As it is, Qatar reserves its resources for the select few. The recruits play against elite opposition every weekend during the school year and travel to international youth tournaments each summer. Manchester United’s Milk Cup squad likely knew exactly what it was in for, as the teams face off in Qatar with some regularity. Occasionally, United’s first team will come along, their superstars mentoring Aspire’s protégées. Since Aspire has no professional affiliation, the world’s best academies are willing to share their training procedures and tactics. Aspire also has the money to attract the game’s big thinkers. Along with Man U, Barcelona and AC Milan have also made the long trip to Doha.

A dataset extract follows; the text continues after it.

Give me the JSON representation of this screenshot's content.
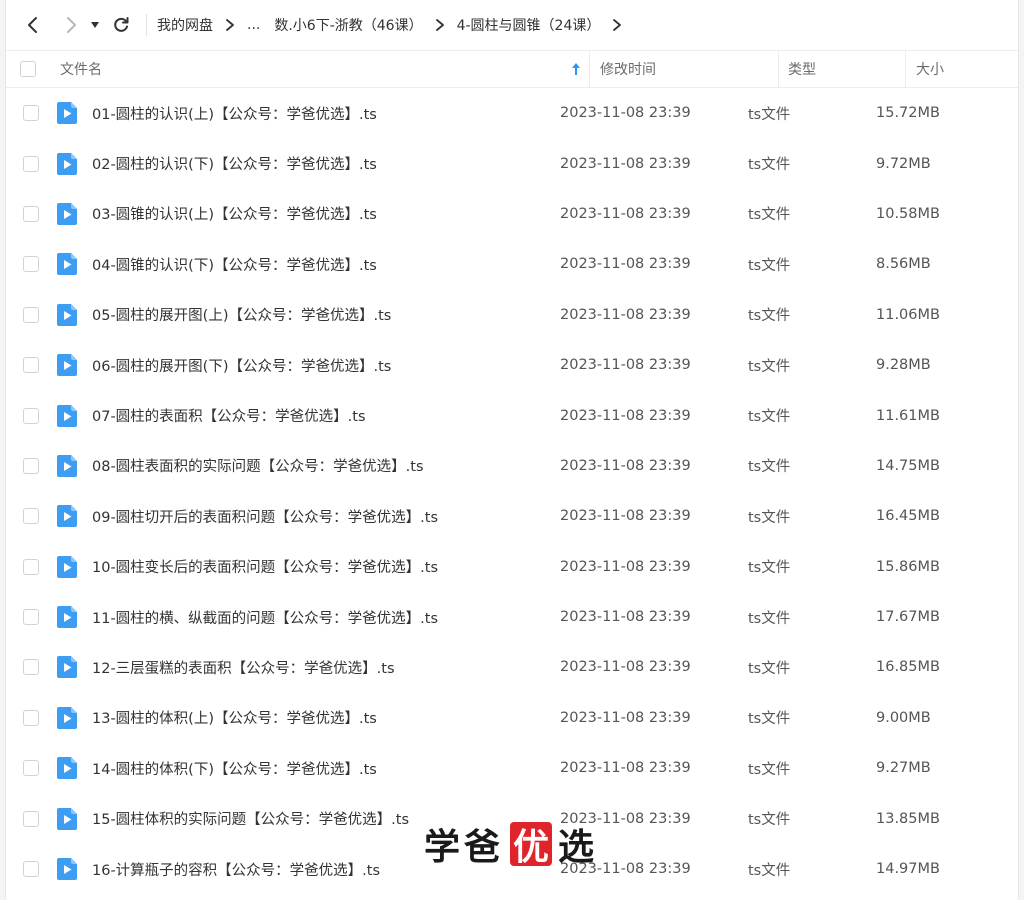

While the first class in the Football Dreams program has yet to graduate, Aspire’s players are slowly assimilating into the international soccer scene. Ibrahima Drame recently represented Senegal at the under-17 level, but he won’t be tied to that country’s squad until he makes his competitive, first-team debut. Qatar’s qualification for the 2014 World Cup is far from secure, and Drame—should the Qataris offer him citizenship—would likely upgrade his new country’s forward line. Will he stay with Senegal or suit up for Qatar? Once Drame makes his choice, the real motives behind the world’s most ambitious experiment in player development will become clear.
Correction, Sept. 15, 2011: This piece originally stated that nearly one-quarter of soccer players in Europe are African. (Return to the corrected sentence.)